One of the main contributing factors as to why the UK economy is struggling is due to late payments. At the moment almost a quarter of insolvencies (23 per cent) are being caused by late payment issues.
As a result, many businesses are experiencing a myriad of problems due to late payments not being made.
Consequently, this is having a knock-on effect to small and medium-sized enterprises (SMEs), as the loss of income means it is stopping them investing and growing.
In 2012, the Prompt Payment Code was introduced as a potential solution for late payments. This voluntary code requires large companies to pay their suppliers within a maximum of 60 days.
However, only 2,000 companies have signed the Code agreement and if a company does breach the code, there is little enforcement and no financial penalties imposed for a failure to comply.

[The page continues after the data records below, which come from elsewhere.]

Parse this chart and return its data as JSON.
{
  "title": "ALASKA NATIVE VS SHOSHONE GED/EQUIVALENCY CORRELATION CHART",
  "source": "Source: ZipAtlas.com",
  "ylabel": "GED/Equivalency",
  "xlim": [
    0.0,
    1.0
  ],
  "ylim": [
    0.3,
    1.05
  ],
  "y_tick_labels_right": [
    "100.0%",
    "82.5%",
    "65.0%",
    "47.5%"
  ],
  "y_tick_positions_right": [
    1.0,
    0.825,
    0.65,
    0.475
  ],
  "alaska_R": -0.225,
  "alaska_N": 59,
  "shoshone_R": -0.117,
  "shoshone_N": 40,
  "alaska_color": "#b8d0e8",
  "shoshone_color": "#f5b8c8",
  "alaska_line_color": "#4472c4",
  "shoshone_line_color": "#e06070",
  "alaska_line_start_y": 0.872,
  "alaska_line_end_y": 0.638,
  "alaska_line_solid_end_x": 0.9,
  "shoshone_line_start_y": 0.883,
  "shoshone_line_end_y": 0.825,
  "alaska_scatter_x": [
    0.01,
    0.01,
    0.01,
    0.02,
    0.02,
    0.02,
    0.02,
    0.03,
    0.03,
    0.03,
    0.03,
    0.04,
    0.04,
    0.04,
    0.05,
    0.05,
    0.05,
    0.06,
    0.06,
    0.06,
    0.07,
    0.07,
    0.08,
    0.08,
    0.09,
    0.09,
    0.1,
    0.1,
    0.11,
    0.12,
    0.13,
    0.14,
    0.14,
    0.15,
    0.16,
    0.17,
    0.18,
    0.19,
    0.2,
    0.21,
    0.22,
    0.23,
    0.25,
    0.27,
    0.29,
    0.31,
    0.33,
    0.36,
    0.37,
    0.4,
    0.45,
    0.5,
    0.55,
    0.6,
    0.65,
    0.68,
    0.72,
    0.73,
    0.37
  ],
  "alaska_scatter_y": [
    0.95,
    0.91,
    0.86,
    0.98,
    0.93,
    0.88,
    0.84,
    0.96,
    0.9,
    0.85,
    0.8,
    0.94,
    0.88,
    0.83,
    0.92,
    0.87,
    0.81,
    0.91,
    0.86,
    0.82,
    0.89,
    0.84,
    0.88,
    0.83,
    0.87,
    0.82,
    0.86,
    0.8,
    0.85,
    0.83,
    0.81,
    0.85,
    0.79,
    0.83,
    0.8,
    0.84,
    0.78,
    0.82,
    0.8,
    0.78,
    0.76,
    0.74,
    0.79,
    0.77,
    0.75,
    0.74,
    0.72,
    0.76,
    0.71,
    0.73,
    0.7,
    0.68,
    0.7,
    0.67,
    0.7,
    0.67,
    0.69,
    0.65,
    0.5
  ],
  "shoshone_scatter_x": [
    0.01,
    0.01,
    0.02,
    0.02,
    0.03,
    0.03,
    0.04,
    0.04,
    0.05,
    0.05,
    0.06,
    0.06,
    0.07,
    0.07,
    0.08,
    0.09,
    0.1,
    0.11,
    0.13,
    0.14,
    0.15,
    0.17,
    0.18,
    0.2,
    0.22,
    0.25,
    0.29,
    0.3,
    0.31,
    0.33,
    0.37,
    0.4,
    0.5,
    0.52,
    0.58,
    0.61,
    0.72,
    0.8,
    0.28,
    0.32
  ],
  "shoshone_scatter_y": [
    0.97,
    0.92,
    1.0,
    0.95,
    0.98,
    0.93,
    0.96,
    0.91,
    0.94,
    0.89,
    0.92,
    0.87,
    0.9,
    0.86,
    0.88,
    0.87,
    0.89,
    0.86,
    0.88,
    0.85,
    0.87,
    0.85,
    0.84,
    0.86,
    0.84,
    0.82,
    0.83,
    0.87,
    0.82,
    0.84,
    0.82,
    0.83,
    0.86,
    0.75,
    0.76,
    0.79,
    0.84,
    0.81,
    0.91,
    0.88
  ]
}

Since April 2017, the Government has recognised the shortcomings and introduced a requirement that involves companies to report on their payment practice on a half-yearly basis.
While this provides sound data for policymakers, it doesn’t tackle the issue of businesses complying with the code.
The Associated for Accounting Technicians (AAT) has a strong interest in improving matters, as 60 per cent of its 140,000 members either work for or run their own SME.
AAT has proposed three recommendations to the Department for Business, Energy & Industrial Strategy, these are:
- It should be compulsory for companies with more than 250 staff member to sign and comply with the Prompt Payment Code.
- Payment terms should be halved from a maximum of 60 days to a maximum of 30 days.
- The Small Business Commissioner should introduce and enforce a simple financial penalty regime for companies that are non-compliant.
Because of the diverse and comprehensive backing for AAT’s recommendations for payment reform, it is making it increasingly difficult for the Government to continue to not act upon this growing payment issue.